Please give a brief description of your background in composites.
I had the privilege to grow up with the evolution of composite applications at Airbus, departing from primary structures for Airbus A310, with the vertical stabilizer and the rudder representing the most prominent examples. A deep understanding of the interaction between design solutions and strength/dynamic behavior defined "the lessons-to-be-learned". Later on, composite applications for wing boxes represented a cornerstone of those Airbus technology programs I was accountable for. The above "evolution" prepared the organization and me for broadening the scope of CFRP usage for A380.
What was underlying concept for material cost reduction for carbon fibre at Airbus?
The decision to significantly increase composite applications for primary fuselage structures in the A380 program was based two different factors:
- Evaluation of "cost-of-weight-saving" vs. metal, and
- Technology readiness in combination with risk mitigation.
Both, center wing box and unpressurized rear fuselage were under review; targeting substitution of metal with IM fiber based CFRP. With the given size of A380, both of these major assemblies required a huge amount of prepreg material supply per ship-set. In order to amplify the material volume effect on prices, material standardization towards exclusive application of IM-fiber material across all subassemblies was envisaged. As a result, composite material cost settled at an affordable level.

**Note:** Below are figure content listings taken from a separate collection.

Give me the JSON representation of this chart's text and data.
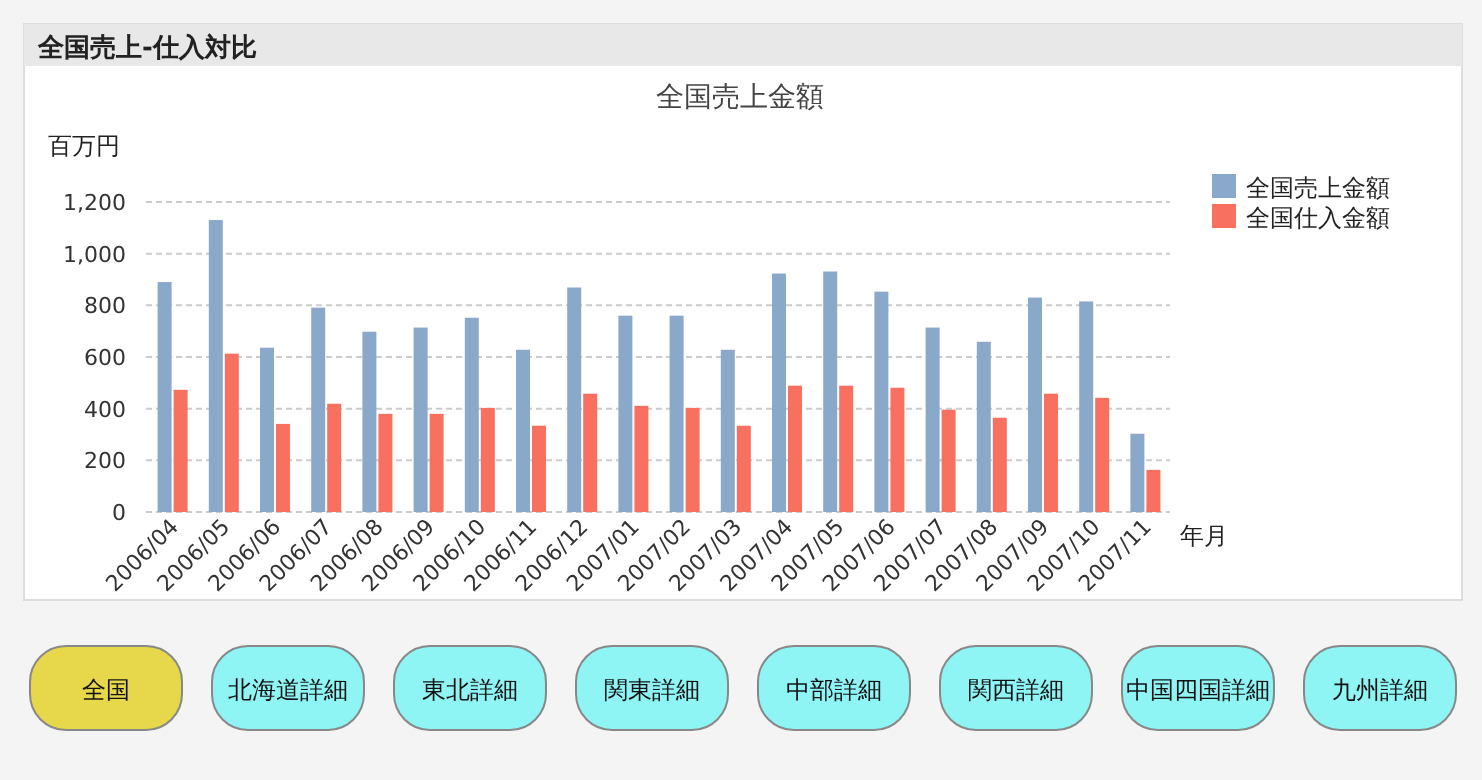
{
  "chart_data": {
    "type": "bar",
    "title": "全国売上-仕入対比",
    "subtitle": "全国売上金額",
    "ylabel": "百万円",
    "xlabel": "年月",
    "categories": [
      "2006/04",
      "2006/05",
      "2006/06",
      "2006/07",
      "2006/08",
      "2006/09",
      "2006/10",
      "2006/11",
      "2006/12",
      "2007/01",
      "2007/02",
      "2007/03",
      "2007/04",
      "2007/05",
      "2007/06",
      "2007/07",
      "2007/08",
      "2007/09",
      "2007/10",
      "2007/11"
    ],
    "series": [
      {
        "name": "全国売上金額",
        "color": "#8aa8c9",
        "values": [
          890,
          1130,
          636,
          791,
          698,
          714,
          752,
          628,
          869,
          760,
          760,
          628,
          923,
          931,
          853,
          714,
          659,
          830,
          815,
          303
        ]
      },
      {
        "name": "全国仕入金額",
        "color": "#f87060",
        "values": [
          473,
          613,
          341,
          419,
          380,
          380,
          403,
          334,
          458,
          411,
          403,
          334,
          489,
          489,
          481,
          396,
          365,
          458,
          442,
          163
        ]
      }
    ],
    "ylim": [
      0,
      1200
    ],
    "yticks": [
      {
        "value": 0,
        "label": "0"
      },
      {
        "value": 200,
        "label": "200"
      },
      {
        "value": 400,
        "label": "400"
      },
      {
        "value": 600,
        "label": "600"
      },
      {
        "value": 800,
        "label": "800"
      },
      {
        "value": 1000,
        "label": "1,000"
      },
      {
        "value": 1200,
        "label": "1,200"
      }
    ],
    "grid": "y",
    "legend": "top right",
    "annotations": [
      "全国",
      "北海道詳細",
      "東北詳細",
      "関東詳細",
      "中部詳細",
      "関西詳細",
      "中国四国詳細",
      "九州詳細"
    ]
  }
}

The application of CFRP delivered significant weight savings.
Which other implications resulted from the decision to apply composite material for center wing box and rear fuselage panels?
The enormous size of bond tools and layup thicknesses added to the complexity faced in manufacture:
Hand-layup was excluded and automated processes had to be chosen:
- Automated Tape Laying (ATL) for the center wing box
- Automated fiber placement for the rear fuselage.
These automated processes are known for delivering excellent quality.
Another beneficial effect materialized for the rear fuselage: The number of panel joints was reduced by 75% compared with metallic panels for which stretch forming requirements in double-curved fuselage loft lines restrict the sheet size, which in turn drives the number of panel joints up.
This way, weight savings from material density (gravity) and reduction of joints added up.
Design and manufacture of the center wing box and fuselage panels for A380 prepared Airbus for further composite applications in the A350XWB program.
The latter decision stands for a singular event in the past, but it earmarks "damage resistance" as a major design driver, which is expected to play a paramount role in the evaluation of composite for fuselage panels of new single aisle aircraft.
What are the most important programmes you currently see going on regards using CFRP in aerospace?
- B787 and A350XWB regarding in-service experience (inspections, repairs, etc.)
- Improvements within the B737 and A320 families regarding CFRP wings
- B777 in view of a substitution of metal with composite in the wing box
What role do your see carbon fibre composites playing in the next 10-20 years?
- Composite applications will deliver a crucial contribution to achievements in reducing weight as well as aerodynamic friction drag, which is the overarching challenge of the future
What are the most valuable lessons you learned at Airbus regards using carbon fibre composites in large volumes in your aircraft?
- Material suppliers serve increases in demand
- 1st tier component suppliers ramp up production as required
- Experienced program delays result in loss of confidence in timely "return on invest", which might kick back as reluctance to invest in future programs
- 2nd tier suppliers might fail to invest in-time due to financial weakness
- There might be a hidden problem with the supply of parts (fasteners, brackets, etc.) as we tend to watch the big components and overlook the "tiny parts"
What are the main threats from other materials to sustained future use of carbon fibre?
Other materials, such as aluminum and glass/aluminum hybrids threaten because of:
- Familiar (legacy) inspection/repair procedures
- Future enhancement of fatigue behavior using bonding technologies
- Elimination of widespread fatigue damage through fiber metal laminates
- Better burn-through behavior
- Elimination of hazards from toxicity of epoxy in post-crash fuel pool fire or onboard fire
With airplanes featuring more than 50% composites, the threat is "toothing trouble" with new technologies:
- Missing skills at airline maintenance organizations and MRO facilities
- Increased cost due to longer downtimes for inspections and repairs
- Uncertainties regarding emergency landings and survivability in cash events
What can the carbon fibre industry do to better position themselves against these other materials?
- Material enhancements through research (non-brittle resins, fiber sizing, reduced tolerances for prepreg thickness, less-toxic resins, etc.)
- Enhancement of inspections and repairs
- Enhancement of "design-for-manufacture"
- Enhancement of "design-for-maintenance"
And finally, we are very pleased to have your on board for the conference this year. What are you hoping to gain from your participation?
It is an honor meeting with great characters from the composite community and to participate in a long-lasting learning process. The GOCarbon congress will provide sources of inspiration and motivation to better identify critical factors and to take on the tasks to overcome barriers as we are only "half-way through".